Varadkar continued: "I do think we need to increase defence spending. We need to pay our military personnel more. We need better equipment. We need to be able to guard our own seas. We need radar over our own airspace.
"The assumption that we have made for 70 years is that nobody would attack us because we are a country that is neutral militarily. Ukraine was neutral militarily. It was not part of any military alliance. It was attacked because it was politically part of the west, or at least wanted to be.
"We make the assumption that, even if we are attacked, the British and the Americans will come and save us anyway. I am not sure that is the kind of assumption a sovereign country like ours should make."
Video of Varadkar's comments for people to see for themselves… pic.twitter.com/OqboIeWkJR— Gavan Reilly (@gavreilly) March 3, 2022
Meanwhile, Taoiseach Micheál Martin said Ireland's policy of neutrality "can change at any time".
The Taoiseach said it would be "naive" not to reflect on the Russian invasion of Ukraine, stating that Ireland needs to "think about deeper involvement in European Defence".

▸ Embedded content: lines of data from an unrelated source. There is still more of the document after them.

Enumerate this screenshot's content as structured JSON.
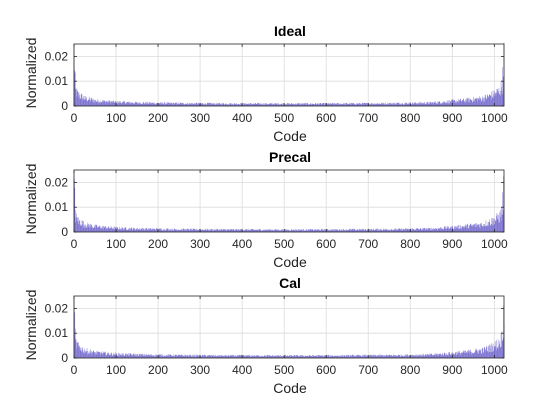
{
  "chart_data": [
    {
      "type": "bar",
      "title": "Ideal",
      "xlabel": "Code",
      "ylabel": "Normalized",
      "xlim": [
        0,
        1023
      ],
      "ylim": [
        0,
        0.025
      ],
      "grid": true,
      "x_ticks": [
        0,
        100,
        200,
        300,
        400,
        500,
        600,
        700,
        800,
        900,
        1000
      ],
      "y_ticks": [
        0,
        0.01,
        0.02
      ],
      "y_tick_labels": [
        "0",
        "0.01",
        "0.02"
      ],
      "x": [
        0,
        4,
        10,
        25,
        50,
        100,
        150,
        200,
        250,
        300,
        350,
        400,
        450,
        500,
        550,
        600,
        650,
        700,
        750,
        800,
        850,
        873,
        923,
        973,
        998,
        1013,
        1019,
        1023
      ],
      "y": [
        0.0195,
        0.006,
        0.0045,
        0.003,
        0.0021,
        0.0015,
        0.00125,
        0.0011,
        0.001,
        0.00095,
        0.0009,
        0.00088,
        0.00086,
        0.00085,
        0.00086,
        0.00088,
        0.0009,
        0.00095,
        0.001,
        0.0011,
        0.00125,
        0.0015,
        0.0021,
        0.003,
        0.0045,
        0.006,
        0.0085,
        0.0195
      ],
      "series_color": "#5b4fc4"
    },
    {
      "type": "bar",
      "title": "Precal",
      "xlabel": "Code",
      "ylabel": "Normalized",
      "xlim": [
        0,
        1023
      ],
      "ylim": [
        0,
        0.025
      ],
      "grid": true,
      "x_ticks": [
        0,
        100,
        200,
        300,
        400,
        500,
        600,
        700,
        800,
        900,
        1000
      ],
      "y_ticks": [
        0,
        0.01,
        0.02
      ],
      "y_tick_labels": [
        "0",
        "0.01",
        "0.02"
      ],
      "x": [
        0,
        4,
        10,
        25,
        50,
        100,
        150,
        200,
        250,
        300,
        350,
        400,
        450,
        500,
        550,
        600,
        650,
        700,
        750,
        800,
        850,
        873,
        923,
        973,
        998,
        1013,
        1019,
        1023
      ],
      "y": [
        0.0198,
        0.006,
        0.0045,
        0.003,
        0.0021,
        0.0015,
        0.00125,
        0.0011,
        0.001,
        0.00095,
        0.0009,
        0.00088,
        0.00086,
        0.00085,
        0.00086,
        0.00088,
        0.0009,
        0.00095,
        0.001,
        0.0011,
        0.00125,
        0.0015,
        0.0021,
        0.003,
        0.0045,
        0.006,
        0.0085,
        0.0198
      ],
      "series_color": "#5b4fc4"
    },
    {
      "type": "bar",
      "title": "Cal",
      "xlabel": "Code",
      "ylabel": "Normalized",
      "xlim": [
        0,
        1023
      ],
      "ylim": [
        0,
        0.025
      ],
      "grid": true,
      "x_ticks": [
        0,
        100,
        200,
        300,
        400,
        500,
        600,
        700,
        800,
        900,
        1000
      ],
      "y_ticks": [
        0,
        0.01,
        0.02
      ],
      "y_tick_labels": [
        "0",
        "0.01",
        "0.02"
      ],
      "x": [
        0,
        4,
        10,
        25,
        50,
        100,
        150,
        200,
        250,
        300,
        350,
        400,
        450,
        500,
        550,
        600,
        650,
        700,
        750,
        800,
        850,
        873,
        923,
        973,
        998,
        1013,
        1019,
        1023
      ],
      "y": [
        0.0198,
        0.006,
        0.0045,
        0.003,
        0.0021,
        0.0015,
        0.00125,
        0.0011,
        0.001,
        0.00095,
        0.0009,
        0.00088,
        0.00086,
        0.00085,
        0.00086,
        0.00088,
        0.0009,
        0.00095,
        0.001,
        0.0011,
        0.00125,
        0.0015,
        0.0021,
        0.003,
        0.0045,
        0.006,
        0.0085,
        0.0198
      ],
      "series_color": "#5b4fc4"
    }
  ]
}
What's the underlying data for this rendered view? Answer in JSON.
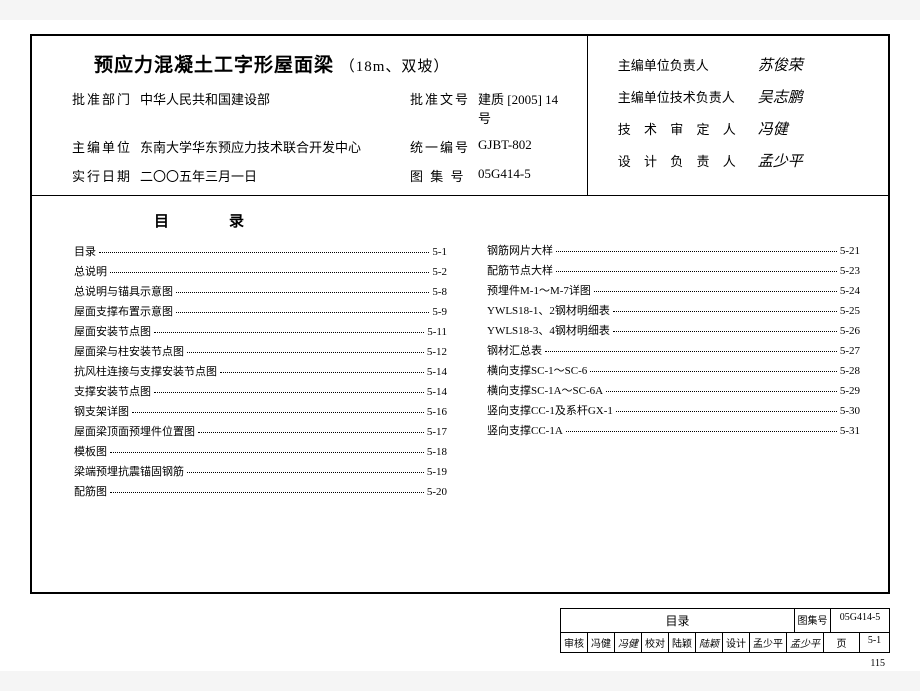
{
  "header": {
    "title_main": "预应力混凝土工字形屋面梁",
    "title_sub": "（18m、双坡）",
    "rows": [
      {
        "lbl1": "批准部门",
        "val1": "中华人民共和国建设部",
        "lbl2": "批准文号",
        "val2": "建质 [2005] 14号"
      },
      {
        "lbl1": "主编单位",
        "val1": "东南大学华东预应力技术联合开发中心",
        "lbl2": "统一编号",
        "val2": "GJBT-802"
      },
      {
        "lbl1": "实行日期",
        "val1": "二〇〇五年三月一日",
        "lbl2": "图 集 号",
        "val2": "05G414-5"
      }
    ]
  },
  "signatures": [
    {
      "role": "主编单位负责人",
      "sig": "苏俊荣",
      "tight": true
    },
    {
      "role": "主编单位技术负责人",
      "sig": "吴志鹏",
      "tight": true
    },
    {
      "role": "技 术 审 定 人",
      "sig": "冯健",
      "tight": false
    },
    {
      "role": "设 计 负 责 人",
      "sig": "孟少平",
      "tight": false
    }
  ],
  "toc_title": "目录",
  "toc_left": [
    {
      "name": "目录",
      "page": "5-1"
    },
    {
      "name": "总说明",
      "page": "5-2"
    },
    {
      "name": "总说明与锚具示意图",
      "page": "5-8"
    },
    {
      "name": "屋面支撑布置示意图",
      "page": "5-9"
    },
    {
      "name": "屋面安装节点图",
      "page": "5-11"
    },
    {
      "name": "屋面梁与柱安装节点图",
      "page": "5-12"
    },
    {
      "name": "抗风柱连接与支撑安装节点图",
      "page": "5-14"
    },
    {
      "name": "支撑安装节点图",
      "page": "5-14"
    },
    {
      "name": "钢支架详图",
      "page": "5-16"
    },
    {
      "name": "屋面梁顶面预埋件位置图",
      "page": "5-17"
    },
    {
      "name": "模板图",
      "page": "5-18"
    },
    {
      "name": "梁端预埋抗震锚固钢筋",
      "page": "5-19"
    },
    {
      "name": "配筋图",
      "page": "5-20"
    }
  ],
  "toc_right": [
    {
      "name": "钢筋网片大样",
      "page": "5-21"
    },
    {
      "name": "配筋节点大样",
      "page": "5-23"
    },
    {
      "name": "预埋件M-1～M-7详图",
      "page": "5-24"
    },
    {
      "name": "YWLS18-1、2钢材明细表",
      "page": "5-25"
    },
    {
      "name": "YWLS18-3、4钢材明细表",
      "page": "5-26"
    },
    {
      "name": "钢材汇总表",
      "page": "5-27"
    },
    {
      "name": "横向支撑SC-1～SC-6",
      "page": "5-28"
    },
    {
      "name": "横向支撑SC-1A～SC-6A",
      "page": "5-29"
    },
    {
      "name": "竖向支撑CC-1及系杆GX-1",
      "page": "5-30"
    },
    {
      "name": "竖向支撑CC-1A",
      "page": "5-31"
    }
  ],
  "footer": {
    "title": "目录",
    "set_label": "图集号",
    "set_value": "05G414-5",
    "cells": [
      {
        "lbl": "审核",
        "name": "冯健",
        "sig": "冯健"
      },
      {
        "lbl": "校对",
        "name": "陆颖",
        "sig": "陆颖"
      },
      {
        "lbl": "设计",
        "name": "孟少平",
        "sig": "孟少平"
      }
    ],
    "page_label": "页",
    "page_value": "5-1"
  },
  "doc_page": "115"
}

Martin said ideals such as self-determination, sovereignty, territorial integrity, freedom of association, free media, free trade, and basic rights were under attack from "authoritarian regimes like Russia".
"I think this naked aggression has really exposed the vulnerability at the heart of the European Union and its project because people are not playing by the same rules at all," Martin said.
Ireland has contributed to the EU's €500 million support package for Ukraine, providing non-lethal military equipment while "constructively abstaining" from the provision of lethal equipment.
Ireland is also set to bolster its naval fleet by buying two warships from New Zealand.
The Irish Examiner reports that the Irish Government has reached a deal with the New Zealand Government to buy two short-range warships that were decommissioned because they didn't meet the New Zealand Navy's long-range patrol requirements.
The "Lake Class" vessels are smaller than the P60 class ships that the Irish Navy currently uses to patrol the Atlantic Ocean.
The P60s also require a crew of 45, while the smaller Lake Class vessels only need a crew of 25.
The ships are likely to be based off the East Coast and will mainly be used for fisheries patrols in the Irish Sea.
The Irish Naval Service is also looking to recruit extra personnel to make up for severe staff shortages.
The Naval Service currently boasts 200 fewer staff than its minimum strength of 1,094, causing the navy to tie up two ships, the flagship LÉ Eithne and LÉ Orla in June 2019.